• [^] # Re: Commentaire consensuel !

    Posté par (site web personnel) . En réponse à la dépêche Joyce Reynolds est morte :-(. Évalué à 4.

    Il a était montré plus haut que ce « groupuscule » est un peu plus grand et à un peu plus d'envergure et donc de légitimité que ce que tu semble croire.

    Je prendrai le temps de lire ça d'un peu plus près, la poignée de commentaires amorçant le gros fil de discussion précédent, ne laissait pas présager grand chose de bon.

    Le simple fait d'enrichir la langue française n'est pas suffisant ?

    Est-ce un enrichissement? Alors en première approche, on plaide pour avoir plus de mots, c'est vrai, mais au contraire d'un enrichissement, ce genre de débat me semble plutôt aller vers un appauvrissement – c'est pour ça que j'ai du mal à ne pas réagir. C'est un appauvrissement, parceque pour chaque utilisateur du français, chaque mot a un sens et des connotations qui sont plus personnelles – en dehors des communications professionnelles, qui essaient d'employer un langage plus formalisé – et oublier cela, c'est se retirer la possibilité de communiquer. Donc les gens qui me disent il faut dire auteure quand on parle d'une femme qui est auteur, semblent aussi vouloir me dire que j'ai tort de penser que le mot auteur peut désigner une femme autant qu'un homme et finalement me dicter que je dois employer les mots de notre langue avec le sens qu'ils leur donnent. C'est un acte de coercion injustifié doublé du refus de faire un effort pour comprendre ce qui dit l'autre. (Quand je parle du sens des mots, je ne pense pas à des jeux d'esprits comme le Humpty Dumpty de Lewis Caroll, mais juste au degré d'imprécision qui existe, disons naturellement, dans notre langue.) Je vois donc dans cette démarche un appauvrissement de la communication et pas du tout un enrichissement.

    Pourquoi est-ce accepté pour certains et pas pour d'autres ? Parce que j'ai aussi vu des « Madame le directeur » alors que « directrice » existe.
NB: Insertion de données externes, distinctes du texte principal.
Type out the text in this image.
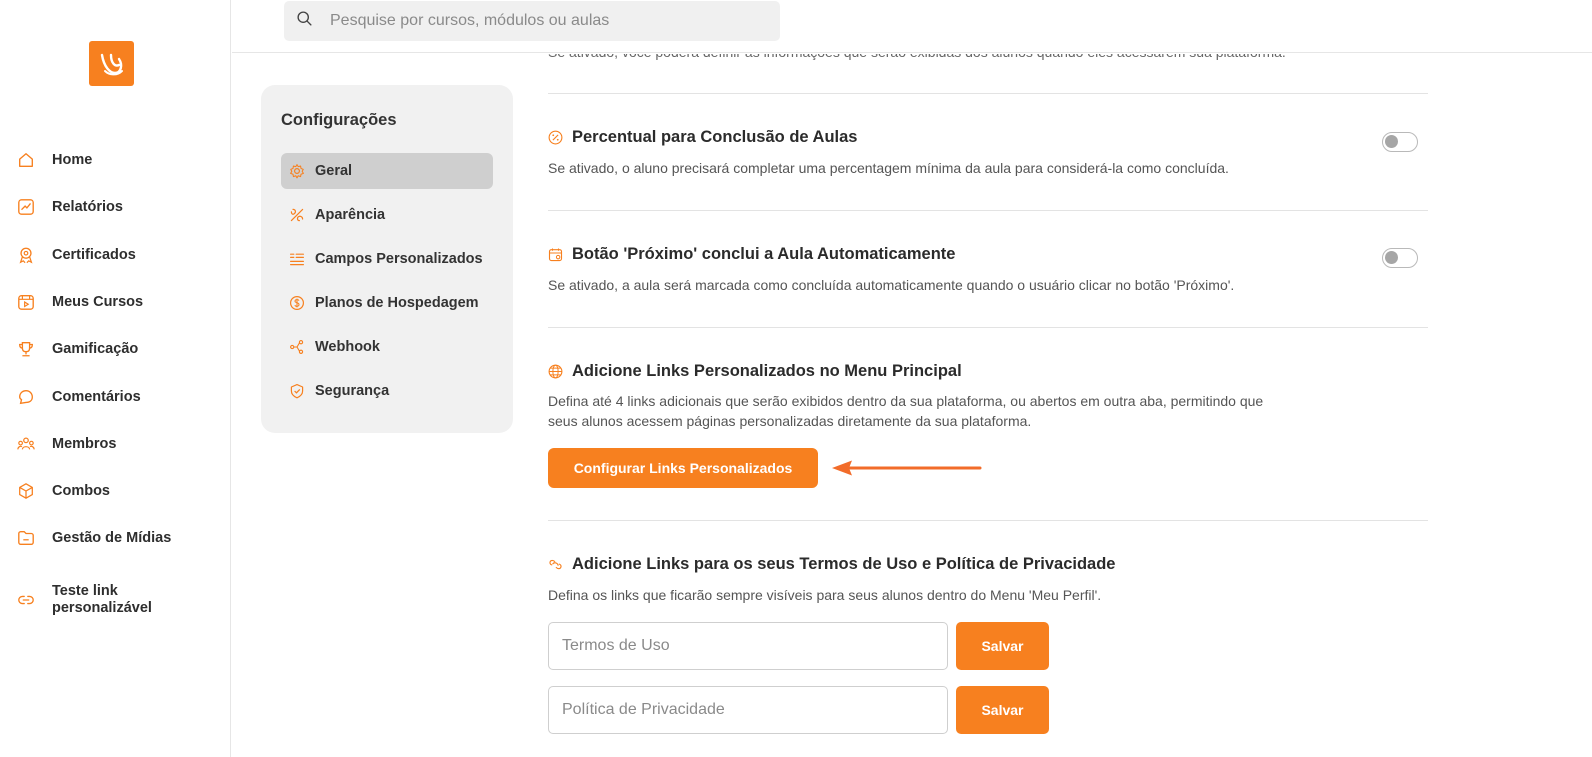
Home
Relatórios
Certificados
Meus Cursos
Gamificação
Comentários
Membros
Combos
Gestão de Mídias
Teste link personalizável
Pesquise por cursos, módulos ou aulas
Configurações
Geral
Aparência
Campos Personalizados
Planos de Hospedagem
Webhook
Segurança
Percentual para Conclusão de Aulas
Se ativado, o aluno precisará completar uma percentagem mínima da aula para considerá-la como concluída.
Botão 'Próximo' conclui a Aula Automaticamente
Se ativado, a aula será marcada como concluída automaticamente quando o usuário clicar no botão 'Próximo'.
Adicione Links Personalizados no Menu Principal
Defina até 4 links adicionais que serão exibidos dentro da sua plataforma, ou abertos em outra aba, permitindo que
seus alunos acessem páginas personalizadas diretamente da sua plataforma.
Configurar Links Personalizados
Adicione Links para os seus Termos de Uso e Política de Privacidade
Defina os links que ficarão sempre visíveis para seus alunos dentro do Menu 'Meu Perfil'.
Termos de Uso
Salvar
Política de Privacidade
Salvar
    Pour certains "directrice" signifie "la femme du directeur" et certaines femmes se sentent même insultées si on les appelle "madame la directrice" parce qu'elles sont elles-mêmes le directeur et pas des "femmes de...". Certains minsitres femmes, comme Christine Lagarde ou Michèle Alliot-Marie, insistaient pour être appelées "madame le ministre" pour la même raison. Y-a-t'il une raison de ne pas respecter leur volonté? Probablement aucune, tout comme il n'y a probablement aucune raison de changer le mot "auteur" en "auteure" dans le texte original, allant ainsi contre la volonté de l'auteur de ce texte – du moins de celle qu'il a manifestée en écrivant le mot ainsi.